Gratefully in His Service,
Dennis K. Legaspi
June 17, 2000
Hey... I have been back from the Philippines for just over a month... I spent April there with Dr A.E. Feliciano. I am having pretty good results. I have been tormented with "prostatitis" for about 9 years. After seeing 6 or 7 doctors most of them of which were Urologist... all but one of them could not even
identify what my problem was. One of the last ones that I went to in Chicago indicated that I needed a psychiatrist. It was five years into my journey of trying to find a Doctor that could help that I finally found a Doctor in Portland that suggested my problems might be coming from the prostate. That is when I found this site and found the link to Dr. Feliciano. I was a bit reluctant to go to a third world country for health care. But I could tell by reading the litature that the Feliciano's knew more about the symptoms of this disease than any of the Doctors that I visited. (Which wasn't hard...since none of them knew anything).

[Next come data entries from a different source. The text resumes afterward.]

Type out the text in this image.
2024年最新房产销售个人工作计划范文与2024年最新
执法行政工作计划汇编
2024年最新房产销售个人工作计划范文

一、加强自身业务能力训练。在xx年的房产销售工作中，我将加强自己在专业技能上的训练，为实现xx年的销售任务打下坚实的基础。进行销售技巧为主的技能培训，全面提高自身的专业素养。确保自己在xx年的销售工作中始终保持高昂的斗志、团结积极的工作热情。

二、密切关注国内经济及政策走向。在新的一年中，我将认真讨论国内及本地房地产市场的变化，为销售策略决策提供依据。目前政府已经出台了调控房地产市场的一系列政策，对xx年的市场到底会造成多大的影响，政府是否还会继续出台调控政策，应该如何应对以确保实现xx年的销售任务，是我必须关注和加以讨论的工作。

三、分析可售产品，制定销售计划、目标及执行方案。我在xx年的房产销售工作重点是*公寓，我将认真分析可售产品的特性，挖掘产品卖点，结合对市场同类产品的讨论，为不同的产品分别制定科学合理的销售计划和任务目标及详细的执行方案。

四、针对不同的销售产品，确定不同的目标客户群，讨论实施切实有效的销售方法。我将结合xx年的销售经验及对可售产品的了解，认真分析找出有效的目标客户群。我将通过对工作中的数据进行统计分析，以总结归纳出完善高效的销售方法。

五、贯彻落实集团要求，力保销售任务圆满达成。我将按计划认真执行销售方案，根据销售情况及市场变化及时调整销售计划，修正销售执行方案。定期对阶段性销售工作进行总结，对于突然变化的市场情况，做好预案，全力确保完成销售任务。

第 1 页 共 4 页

Anyway...I would be happy to talk about my experiences......things are very positive right now. ... nine years was a loooooooong time. Say what you want about the Felicianos... but I will find good help wherever I can find it.
David Paul
Subject: Re: PROSTATITIS Digest - 17 Jun 2000 to 18 Jun 2000 (#2000-279)
June 19, 2000
Thanks for your letter. I do understand your position... My point I suppose..is... no Dr in the US or Australia...the two countries western countries that I sought help in...offered any help at all...they were completely oblivious to my complaints. Even though I tried to explain to them in detail what my symtoms were. Most of them only would discuss sexual dysfunction which was only a small consideration when you are feeling that lousy. One Urologist anwswer to EVER problem was penile injections...you could have told him you had a headache and he would have prescribed penile injections. The others completely ignored my problems might be coming from the prostate (refered pain). And the last one proscribed antibiotics without the massage which he admitted would become incurrable... which seems to me would be a self fulfilling prophecy if only enough antibiotics penetrated the prostate to make a bacterial infection resistant.
What I don't understand is why AEF method is so controversial? Apparently they did more prostate massages earlier this century in the US... and abandoned it with the advent of antibiotics... but now they say that antibiotics don't penitrate the prostate. I must be missing something here? If prostatitis is often caused by a bacterial infection...( and the Dr that prescribed antibiotics without doing any cultures or massage must have thought it was). And there is a ability to drain the prostate and look for pathogens...why don't they do it? One could spend a fortune in the US going from Urologist to Urologist... and having them indicate they have never heard of your type of problem... and suggest that you see a shrink. If AEF's method involved a full moon and candles with incantations...I could see it as being a bit more controversial... but what is so contorversial about draining the prostate and looking for pathogens... and having a lab right next door to your office to get quick results from cultures?
David Paul
WARNING: Frequent rotation of antimicrobials is dangerous.